Although a family history of breast cancer increases your risk of breast cancer, it is not necessary to choose more aggressive treatment or more radical surgery just because you have a family member with breast cancer. For most women, family history alone should not influence the decision about which type of surgical treatment to have for early-stage breast cancer.
Women who have a family history of breast cancer do have an increased risk of getting breast cancer in their healthy breast. Sometimes these women decide to have the healthy breast removed to lower their risk of cancer in the future. Occasionally, women with a known harmful BRCA1 or BRCA2 mutation or a strong family history of breast cancer decide to have both their breasts removed as a preventive measure, even if they have never been diagnosed with breast cancer. Preventive mastectomy reduces the risk of future breast cancer, but it does not eliminate the risk completely because cancer can occur in any remaining breast tissue or on the chest wall. The disadvantage is that the surgery will be unnecessary for many women who choose it, because many women who have a breast removed as a preventive measure would never have gotten breast cancer even if the breast (or both breasts) were not removed. Women thinking about preventive mastectomy should get a second professional opinion before taking this step.
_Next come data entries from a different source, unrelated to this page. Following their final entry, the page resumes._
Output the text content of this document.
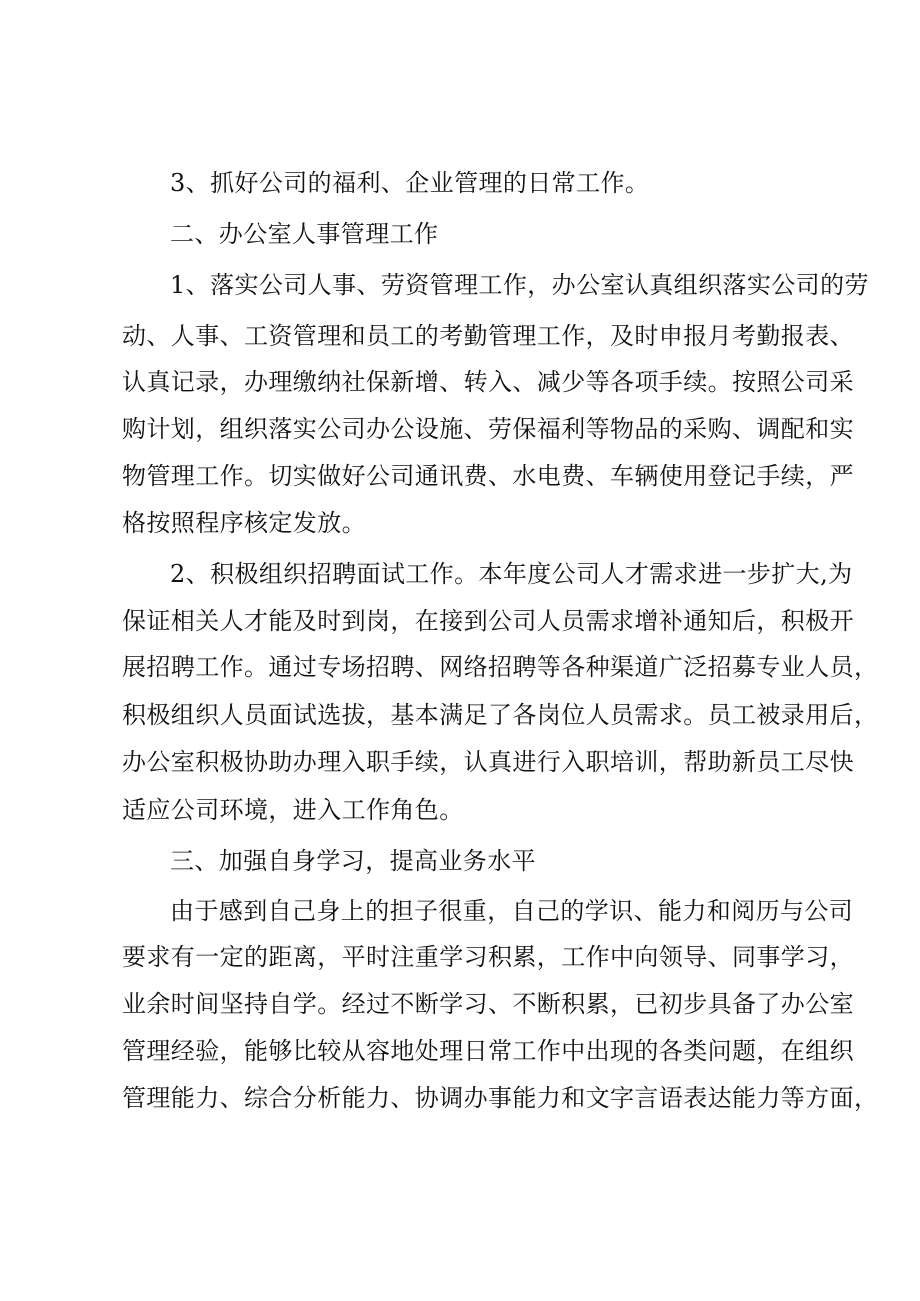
3、抓好公司的福利、企业管理的日常工作。
二、办公室人事管理工作
1、落实公司人事、劳资管理工作，办公室认真组织落实公司的劳
动、人事、工资管理和员工的考勤管理工作，及时申报月考勤报表、
认真记录，办理缴纳社保新增、转入、减少等各项手续。按照公司采
购计划，组织落实公司办公设施、劳保福利等物品的采购、调配和实
物管理工作。切实做好公司通讯费、水电费、车辆使用登记手续，严
格按照程序核定发放。
2、积极组织招聘面试工作。本年度公司人才需求进一步扩大,为
保证相关人才能及时到岗，在接到公司人员需求增补通知后，积极开
展招聘工作。通过专场招聘、网络招聘等各种渠道广泛招募专业人员，
积极组织人员面试选拔，基本满足了各岗位人员需求。员工被录用后，
办公室积极协助办理入职手续，认真进行入职培训，帮助新员工尽快
适应公司环境，进入工作角色。
三、加强自身学习，提高业务水平
由于感到自己身上的担子很重，自己的学识、能力和阅历与公司
要求有一定的距离，平时注重学习积累，工作中向领导、同事学习，
业余时间坚持自学。经过不断学习、不断积累，已初步具备了办公室
管理经验，能够比较从容地处理日常工作中出现的各类问题，在组织
管理能力、综合分析能力、协调办事能力和文字言语表达能力等方面，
Instead of surgery, hormonal therapies can be used to reduce the risk of breast cancer among women at high risk of the disease. These include the drugs tamoxifen for women older than 35 and raloxifene for postmenopausal women. These drugs have side effects, and women should discuss the benefits and risks with their doctors.
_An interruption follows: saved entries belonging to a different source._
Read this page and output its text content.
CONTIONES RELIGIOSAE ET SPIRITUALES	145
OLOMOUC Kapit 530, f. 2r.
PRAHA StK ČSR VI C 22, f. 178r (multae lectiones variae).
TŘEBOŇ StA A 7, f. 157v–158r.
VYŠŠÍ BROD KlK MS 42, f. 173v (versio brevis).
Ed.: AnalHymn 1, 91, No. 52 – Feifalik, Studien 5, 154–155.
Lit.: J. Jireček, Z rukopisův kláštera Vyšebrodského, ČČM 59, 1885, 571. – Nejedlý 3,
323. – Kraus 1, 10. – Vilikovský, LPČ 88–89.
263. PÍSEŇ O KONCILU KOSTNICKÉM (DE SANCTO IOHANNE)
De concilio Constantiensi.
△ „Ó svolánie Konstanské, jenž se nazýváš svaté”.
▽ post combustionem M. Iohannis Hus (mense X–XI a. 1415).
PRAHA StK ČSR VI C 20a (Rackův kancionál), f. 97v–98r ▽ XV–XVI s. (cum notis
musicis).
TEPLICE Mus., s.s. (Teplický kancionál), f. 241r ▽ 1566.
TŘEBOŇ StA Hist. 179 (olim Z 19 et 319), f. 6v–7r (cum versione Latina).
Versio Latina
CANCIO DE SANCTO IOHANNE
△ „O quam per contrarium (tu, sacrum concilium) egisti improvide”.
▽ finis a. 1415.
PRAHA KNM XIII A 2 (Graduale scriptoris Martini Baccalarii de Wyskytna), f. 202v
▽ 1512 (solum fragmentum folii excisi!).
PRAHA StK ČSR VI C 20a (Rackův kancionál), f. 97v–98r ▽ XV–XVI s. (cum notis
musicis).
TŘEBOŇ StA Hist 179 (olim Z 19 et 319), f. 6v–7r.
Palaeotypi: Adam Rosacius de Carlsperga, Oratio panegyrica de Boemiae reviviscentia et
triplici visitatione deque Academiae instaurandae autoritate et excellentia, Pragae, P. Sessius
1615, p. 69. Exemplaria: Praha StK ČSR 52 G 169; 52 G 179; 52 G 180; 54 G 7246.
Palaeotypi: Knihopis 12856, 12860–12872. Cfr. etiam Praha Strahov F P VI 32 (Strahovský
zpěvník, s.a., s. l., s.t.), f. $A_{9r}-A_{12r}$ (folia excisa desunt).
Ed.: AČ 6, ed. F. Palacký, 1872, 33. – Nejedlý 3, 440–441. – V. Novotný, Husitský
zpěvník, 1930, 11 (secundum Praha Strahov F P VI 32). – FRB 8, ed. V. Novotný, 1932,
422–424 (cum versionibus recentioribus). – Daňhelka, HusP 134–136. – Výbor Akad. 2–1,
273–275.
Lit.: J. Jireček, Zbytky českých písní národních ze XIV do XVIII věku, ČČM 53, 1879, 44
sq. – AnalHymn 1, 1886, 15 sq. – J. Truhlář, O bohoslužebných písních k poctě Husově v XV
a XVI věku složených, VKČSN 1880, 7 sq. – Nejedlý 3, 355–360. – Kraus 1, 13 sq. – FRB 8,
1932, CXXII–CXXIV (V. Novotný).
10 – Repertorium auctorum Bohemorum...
Women with a known harmful BRCA1 or BRCA2 mutation also have a higher risk of ovarian cancer and sometimes elect to have the ovaries removed to prevent ovarian cancer. Removing the ovaries also decreases the risk of breast cancer in women who have not reached menopause.
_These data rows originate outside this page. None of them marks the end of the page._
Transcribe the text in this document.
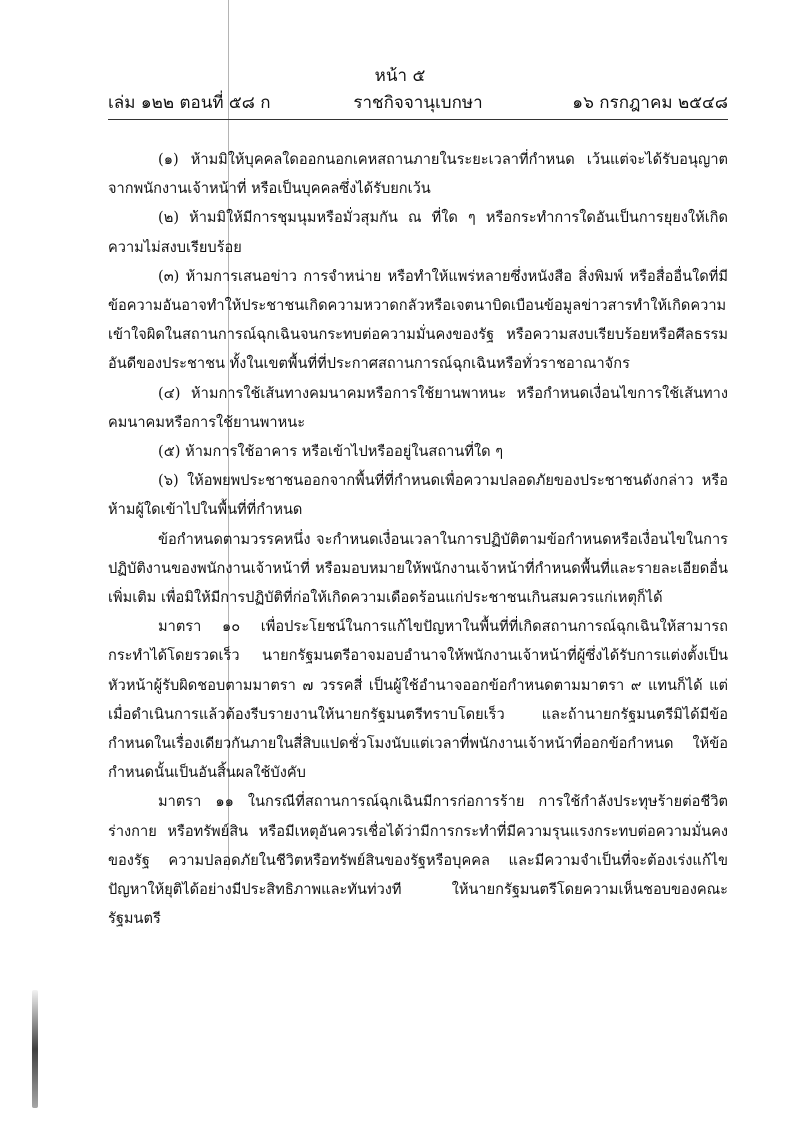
หน้า ๕
เล่ม ๑๒๒ ตอนที่ ๕๘ ก	ราชกิจจานุเบกษา	๑๖ กรกฎาคม ๒๕๔๘

(๑) ห้ามมิให้บุคคลใดออกนอกเคหสถานภายในระยะเวลาที่กำหนด เว้นแต่จะได้รับอนุญาตจากพนักงานเจ้าหน้าที่ หรือเป็นบุคคลซึ่งได้รับยกเว้น

(๒) ห้ามมิให้มีการชุมนุมหรือมั่วสุมกัน ณ ที่ใด ๆ หรือกระทำการใดอันเป็นการยุยงให้เกิดความไม่สงบเรียบร้อย

(๓) ห้ามการเสนอข่าว การจำหน่าย หรือทำให้แพร่หลายซึ่งหนังสือ สิ่งพิมพ์ หรือสื่ออื่นใดที่มีข้อความอันอาจทำให้ประชาชนเกิดความหวาดกลัวหรือเจตนาบิดเบือนข้อมูลข่าวสารทำให้เกิดความเข้าใจผิดในสถานการณ์ฉุกเฉินจนกระทบต่อความมั่นคงของรัฐ หรือความสงบเรียบร้อยหรือศีลธรรมอันดีของประชาชน ทั้งในเขตพื้นที่ที่ประกาศสถานการณ์ฉุกเฉินหรือทั่วราชอาณาจักร

(๔) ห้ามการใช้เส้นทางคมนาคมหรือการใช้ยานพาหนะ หรือกำหนดเงื่อนไขการใช้เส้นทางคมนาคมหรือการใช้ยานพาหนะ

(๕) ห้ามการใช้อาคาร หรือเข้าไปหรืออยู่ในสถานที่ใด ๆ

(๖) ให้อพยพประชาชนออกจากพื้นที่ที่กำหนดเพื่อความปลอดภัยของประชาชนดังกล่าว หรือห้ามผู้ใดเข้าไปในพื้นที่ที่กำหนด

ข้อกำหนดตามวรรคหนึ่ง จะกำหนดเงื่อนเวลาในการปฏิบัติตามข้อกำหนดหรือเงื่อนไขในการปฏิบัติงานของพนักงานเจ้าหน้าที่ หรือมอบหมายให้พนักงานเจ้าหน้าที่กำหนดพื้นที่และรายละเอียดอื่นเพิ่มเติม เพื่อมิให้มีการปฏิบัติที่ก่อให้เกิดความเดือดร้อนแก่ประชาชนเกินสมควรแก่เหตุก็ได้

มาตรา ๑๐ เพื่อประโยชน์ในการแก้ไขปัญหาในพื้นที่ที่เกิดสถานการณ์ฉุกเฉินให้สามารถกระทำได้โดยรวดเร็ว นายกรัฐมนตรีอาจมอบอำนาจให้พนักงานเจ้าหน้าที่ผู้ซึ่งได้รับการแต่งตั้งเป็นหัวหน้าผู้รับผิดชอบตามมาตรา ๗ วรรคสี่ เป็นผู้ใช้อำนาจออกข้อกำหนดตามมาตรา ๙ แทนก็ได้ แต่เมื่อดำเนินการแล้วต้องรีบรายงานให้นายกรัฐมนตรีทราบโดยเร็ว และถ้านายกรัฐมนตรีมิได้มีข้อกำหนดในเรื่องเดียวกันภายในสี่สิบแปดชั่วโมงนับแต่เวลาที่พนักงานเจ้าหน้าที่ออกข้อกำหนด ให้ข้อกำหนดนั้นเป็นอันสิ้นผลใช้บังคับ

มาตรา ๑๑ ในกรณีที่สถานการณ์ฉุกเฉินมีการก่อการร้าย การใช้กำลังประทุษร้ายต่อชีวิต ร่างกาย หรือทรัพย์สิน หรือมีเหตุอันควรเชื่อได้ว่ามีการกระทำที่มีความรุนแรงกระทบต่อความมั่นคงของรัฐ ความปลอดภัยในชีวิตหรือทรัพย์สินของรัฐหรือบุคคล และมีความจำเป็นที่จะต้องเร่งแก้ไขปัญหาให้ยุติได้อย่างมีประสิทธิภาพและทันท่วงที ให้นายกรัฐมนตรีโดยความเห็นชอบของคณะรัฐมนตรี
Women with early-stage breast cancer should talk to their doctors about the effect of family history on their own personal risk of a second breast cancer, as well as about risk-reducing strategies. Some women with a family history of breast and/or ovarian cancers might want to speak with a genetic counselor. A genetic counselor can talk about whether genetic testing for a BRCA1 or BRCA2 gene mutation might be appropriate. This information might help a woman decide on breast cancer treatment and risk-reducing approaches, including preventive mastectomy and hormone therapy.